As far as the content of the book is concerned: after Jaynes wrote this magnum opus on consciousness, he did little in the way of a follow up--which is unfortuate considering he lived for another 20 years. After re-reading the book, I am forced to agree with Dan Dennett, who once remarked that 75% of his theory seems either unlikely or simply wrong, but the other 25% is outstanding, and VERY much worth considering. Remember that we often say the same thing about other 'classics,' such as Freud, Jung, or Skinner. The catch is knowing which percentage is which, and this is often unclear in Jaynes' case, particularly when it is tough to match Jaynes' wide-ranging scholarship. Jaynes wields and welds together arguments and evidence from such disparate areas as archeology, philosophy, and neuroscience; one cannot help but be struck by his passionate intellect and the verve of his narrative. It is nevertheless true that some have questioned the accuracy of his broad sweeping style, and that many of his academic roundhouses miss the mark.
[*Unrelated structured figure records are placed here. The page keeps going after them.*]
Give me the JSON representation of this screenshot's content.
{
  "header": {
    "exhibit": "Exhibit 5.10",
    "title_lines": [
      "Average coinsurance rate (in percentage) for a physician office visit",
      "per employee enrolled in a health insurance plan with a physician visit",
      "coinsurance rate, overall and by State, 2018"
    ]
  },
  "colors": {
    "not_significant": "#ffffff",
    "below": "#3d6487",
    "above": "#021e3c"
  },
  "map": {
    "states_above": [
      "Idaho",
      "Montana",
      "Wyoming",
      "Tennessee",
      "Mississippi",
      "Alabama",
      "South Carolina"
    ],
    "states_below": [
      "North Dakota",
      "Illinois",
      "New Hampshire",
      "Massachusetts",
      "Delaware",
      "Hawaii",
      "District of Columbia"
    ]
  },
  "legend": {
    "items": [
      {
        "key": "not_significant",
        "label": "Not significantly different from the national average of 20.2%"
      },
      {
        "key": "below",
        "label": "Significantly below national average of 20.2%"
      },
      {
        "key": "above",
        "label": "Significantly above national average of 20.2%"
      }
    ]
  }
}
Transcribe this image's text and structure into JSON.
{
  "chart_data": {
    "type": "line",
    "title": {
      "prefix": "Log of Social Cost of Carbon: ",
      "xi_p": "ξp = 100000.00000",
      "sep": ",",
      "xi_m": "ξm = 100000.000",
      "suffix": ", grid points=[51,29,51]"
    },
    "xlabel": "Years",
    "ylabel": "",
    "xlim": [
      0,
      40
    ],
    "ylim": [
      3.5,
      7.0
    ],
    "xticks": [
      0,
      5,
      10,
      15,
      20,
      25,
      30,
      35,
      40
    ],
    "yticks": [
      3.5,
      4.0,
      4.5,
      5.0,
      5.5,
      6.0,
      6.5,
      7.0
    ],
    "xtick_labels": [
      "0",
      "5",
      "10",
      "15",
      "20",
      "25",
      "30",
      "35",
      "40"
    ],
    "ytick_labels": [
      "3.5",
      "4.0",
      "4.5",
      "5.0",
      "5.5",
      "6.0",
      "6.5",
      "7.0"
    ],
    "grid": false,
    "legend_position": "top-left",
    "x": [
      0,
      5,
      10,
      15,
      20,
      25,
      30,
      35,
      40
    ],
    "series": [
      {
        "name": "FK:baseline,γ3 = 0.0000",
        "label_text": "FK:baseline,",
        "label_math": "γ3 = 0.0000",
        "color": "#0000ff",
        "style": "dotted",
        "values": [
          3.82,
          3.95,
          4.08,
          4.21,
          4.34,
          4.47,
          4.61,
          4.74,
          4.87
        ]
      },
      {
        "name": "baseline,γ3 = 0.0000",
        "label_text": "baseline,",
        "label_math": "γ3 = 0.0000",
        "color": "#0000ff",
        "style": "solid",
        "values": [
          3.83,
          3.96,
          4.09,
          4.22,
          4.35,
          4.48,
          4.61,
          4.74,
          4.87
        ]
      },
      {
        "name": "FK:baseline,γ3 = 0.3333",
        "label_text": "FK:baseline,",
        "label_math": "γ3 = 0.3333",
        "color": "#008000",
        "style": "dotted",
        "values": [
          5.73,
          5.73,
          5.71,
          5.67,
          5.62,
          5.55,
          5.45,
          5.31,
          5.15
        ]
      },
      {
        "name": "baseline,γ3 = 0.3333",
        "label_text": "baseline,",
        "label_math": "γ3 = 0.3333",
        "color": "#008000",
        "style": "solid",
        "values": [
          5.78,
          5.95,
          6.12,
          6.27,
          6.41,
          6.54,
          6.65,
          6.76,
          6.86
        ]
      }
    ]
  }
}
Still, Jaynes writes well, full of dramatic flair, but it is not a light or easy read. I have always been most impressed by the fact that it managed to achieve such a wide public reception in its day (for an academic text), and it still maintains a following both in and out of academic circles.

In the end, the value of his book lay in the 3 very important questions he raised: 1) what is consciousness, 2) how did it arise, and what role does the brain (neurology) play versus society in its evolution, and 3) how central is it to our lives, and what is its function?

The text is certainly worth the effort. Agree or not, true or false, how he interpreted the issue of consciousness and the questions he raised make this a landmark study in the field.